Le roi, toujours si bien disposé à l’égard de l’évêque de Pétrée, appuya sa demande auprès du pape Alexandre VII. Par ailleurs le Saint-Siège désirait aussi ce changement. De la sorte, les deux cours de Rome et de Paris s’entendaient sur le principe. Là où elles différaient, c’était sur les conditions de dépendance : à Paris, on exigeait que le nouveau diocèse relevât de l’archevêché de Rouen, jusqu’à ce que, d’autres diocèses se formant, on fit de Québec une métropole ; à Rome, on voulait qu’il dépendit immédiatement du Siège Apostolique.

Les négociations traînèrent en longueur, et ce n’est qu’en 1674 qu’une bulle de Clément X fonda le premier diocèse de la Nouvelle-France, en y préposant l’évêque de Pétrée, Mgr François de Laval.


Cependant, M. de Mésy, qui avait tant fait espérer de lui, qui avait débuté en parfaite union avec l’évêque et tout le monde, s’était tout d’un coup détourné de la bonne voie et avait jeté le trouble dans les diverses branches de l’administration : abus de pouvoir, opposition à l’évêque, tolérance renouvelée du trafic des boissons enivrantes, et naturellement mémoires sur mémoires envoyés à Colbert contre Mgr de Laval et les Jésuites. L’évêque, qui n’avait opposé d’abord que le silence et la résignation, dut présenter au roi les faits sous leur vrai jour. M. de Mésy fut rappelé. Mais, terrassé par la maladie, il mourut à Québec, après s’être réconcilié avec le prélat et avoir réparé de son mieux les scandales qu’il avait donnés.

M. de Courcelles, son successeur, fut remplacé en 1672 par le comte de Frontenac. Homme supérieur, où les défauts pourtant le disputaient aux qualités, grand seigneur, aimable, gai, généreux, mais indépendant, impérieux, violent : esprit vif mais ombrageux, il continuera l’œuvre de Talon et fera grandement avancer la colonie, mais il se bandera contre l’évêque et les missionnaires de la Compagnie de Jésus.

Le gouverneur voulut d’abord empiéter sur l’autorité religieuse en plusieurs points, surtout dans le règlement des dîmes et la substitution des cures fixes aux vicariats amovibles. La grosse question cependant fut derechef la vente de l’eau-de-vie. À l’exemple de ses prédécesseurs, il mit en avant, pour la permettre et peut-être en profiter, le spécieux prétexte de l’intérêt général et du développement du commerce et de l’industrie, sans oublier l’alimentation du trésor. Comme on pouvait s’y attendre, tous les désordres, signalés auparavant, se reproduisirent avec une intensité croissante. De l’Acadie aux grands lacs, ce fut chez les sauvages un déchaînement de toutes les passions.

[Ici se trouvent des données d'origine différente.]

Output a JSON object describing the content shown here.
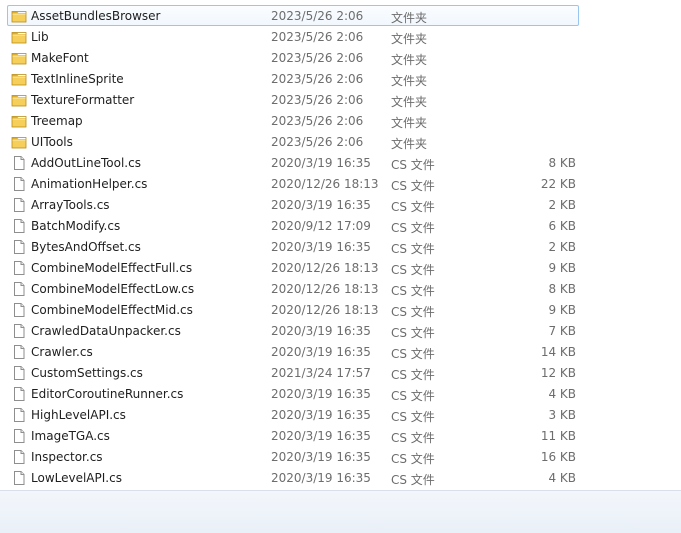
{
  "files": [
    {
      "name": "AssetBundlesBrowser",
      "date": "2023/5/26 2:06",
      "type": "文件夹",
      "size": "",
      "icon": "folder-icon",
      "focused": true
    },
    {
      "name": "Lib",
      "date": "2023/5/26 2:06",
      "type": "文件夹",
      "size": "",
      "icon": "folder-icon"
    },
    {
      "name": "MakeFont",
      "date": "2023/5/26 2:06",
      "type": "文件夹",
      "size": "",
      "icon": "folder-icon"
    },
    {
      "name": "TextInlineSprite",
      "date": "2023/5/26 2:06",
      "type": "文件夹",
      "size": "",
      "icon": "folder-icon"
    },
    {
      "name": "TextureFormatter",
      "date": "2023/5/26 2:06",
      "type": "文件夹",
      "size": "",
      "icon": "folder-icon"
    },
    {
      "name": "Treemap",
      "date": "2023/5/26 2:06",
      "type": "文件夹",
      "size": "",
      "icon": "folder-icon"
    },
    {
      "name": "UITools",
      "date": "2023/5/26 2:06",
      "type": "文件夹",
      "size": "",
      "icon": "folder-icon"
    },
    {
      "name": "AddOutLineTool.cs",
      "date": "2020/3/19 16:35",
      "type": "CS 文件",
      "size": "8 KB",
      "icon": "file-icon"
    },
    {
      "name": "AnimationHelper.cs",
      "date": "2020/12/26 18:13",
      "type": "CS 文件",
      "size": "22 KB",
      "icon": "file-icon"
    },
    {
      "name": "ArrayTools.cs",
      "date": "2020/3/19 16:35",
      "type": "CS 文件",
      "size": "2 KB",
      "icon": "file-icon"
    },
    {
      "name": "BatchModify.cs",
      "date": "2020/9/12 17:09",
      "type": "CS 文件",
      "size": "6 KB",
      "icon": "file-icon"
    },
    {
      "name": "BytesAndOffset.cs",
      "date": "2020/3/19 16:35",
      "type": "CS 文件",
      "size": "2 KB",
      "icon": "file-icon"
    },
    {
      "name": "CombineModelEffectFull.cs",
      "date": "2020/12/26 18:13",
      "type": "CS 文件",
      "size": "9 KB",
      "icon": "file-icon"
    },
    {
      "name": "CombineModelEffectLow.cs",
      "date": "2020/12/26 18:13",
      "type": "CS 文件",
      "size": "8 KB",
      "icon": "file-icon"
    },
    {
      "name": "CombineModelEffectMid.cs",
      "date": "2020/12/26 18:13",
      "type": "CS 文件",
      "size": "9 KB",
      "icon": "file-icon"
    },
    {
      "name": "CrawledDataUnpacker.cs",
      "date": "2020/3/19 16:35",
      "type": "CS 文件",
      "size": "7 KB",
      "icon": "file-icon"
    },
    {
      "name": "Crawler.cs",
      "date": "2020/3/19 16:35",
      "type": "CS 文件",
      "size": "14 KB",
      "icon": "file-icon"
    },
    {
      "name": "CustomSettings.cs",
      "date": "2021/3/24 17:57",
      "type": "CS 文件",
      "size": "12 KB",
      "icon": "file-icon"
    },
    {
      "name": "EditorCoroutineRunner.cs",
      "date": "2020/3/19 16:35",
      "type": "CS 文件",
      "size": "4 KB",
      "icon": "file-icon"
    },
    {
      "name": "HighLevelAPI.cs",
      "date": "2020/3/19 16:35",
      "type": "CS 文件",
      "size": "3 KB",
      "icon": "file-icon"
    },
    {
      "name": "ImageTGA.cs",
      "date": "2020/3/19 16:35",
      "type": "CS 文件",
      "size": "11 KB",
      "icon": "file-icon"
    },
    {
      "name": "Inspector.cs",
      "date": "2020/3/19 16:35",
      "type": "CS 文件",
      "size": "16 KB",
      "icon": "file-icon"
    },
    {
      "name": "LowLevelAPI.cs",
      "date": "2020/3/19 16:35",
      "type": "CS 文件",
      "size": "4 KB",
      "icon": "file-icon"
    }
  ]
}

Navré à la vue de ces ruines qui allaient s’accumulant, Mgr de Laval, ayant en vain présenté de respectueuses observations au gouverneur, dut faire de la vente des boissons aux sauvages un péché réservé et défendre aux confesseurs de l’absoudre. La décision épiscopale reçut l’approbation du clergé séculier, des Sulpiciens de Montréal, des Jésuites et de tous les colons honnêtes. Elle ne pouvait manquer de soulever les trafiquants et surtout l’irascible gouverneur, qui prétendait y voir un empiètement de l’autorité religieuse sur la puissance civile. Il envoya dépêches sur dépêches à Paris pour se plaindre. Il attaquait l’évêque, mais s’en prenait spécialement aux Jésuites comme aux inspirateurs de la conduite du prélat. Ses calomnies n’eurent guère de succès. Pour abréger, disons qu’une ordonnance du 16 mai 1679 défendit aux Français de porter des liqueurs enivrantes dans les habitations des sauvages. Le cas réservé fut réduit aux termes de l’ordonnance.

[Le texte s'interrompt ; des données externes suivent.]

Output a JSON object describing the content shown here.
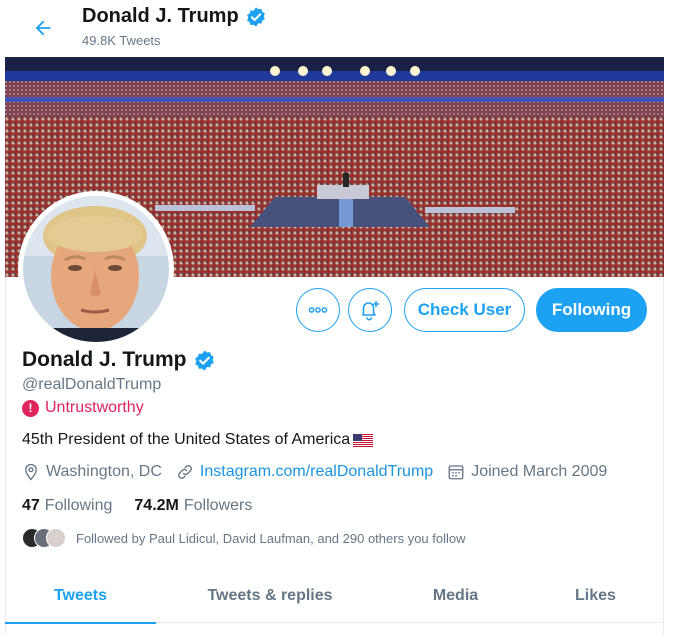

Trois ans plus tard, Frontenac était rappelé, après une première administration où il avait été loin de donner sa mesure. La seconde devait le réhabiliter magnifiquement.

Mgr de Laval n’eut qu’à se louer de M. de la Barre, successeur du comte de Frontenac. Mais il était dit que le saint évêque ne serait jamais longtemps sans épreuves. Nous allons assister à la dernière période de sa vie, où la souffrance du corps et les angoisses de l’âme porteront à leur sommet les vertus du premier évêque de la Nouvelle-France.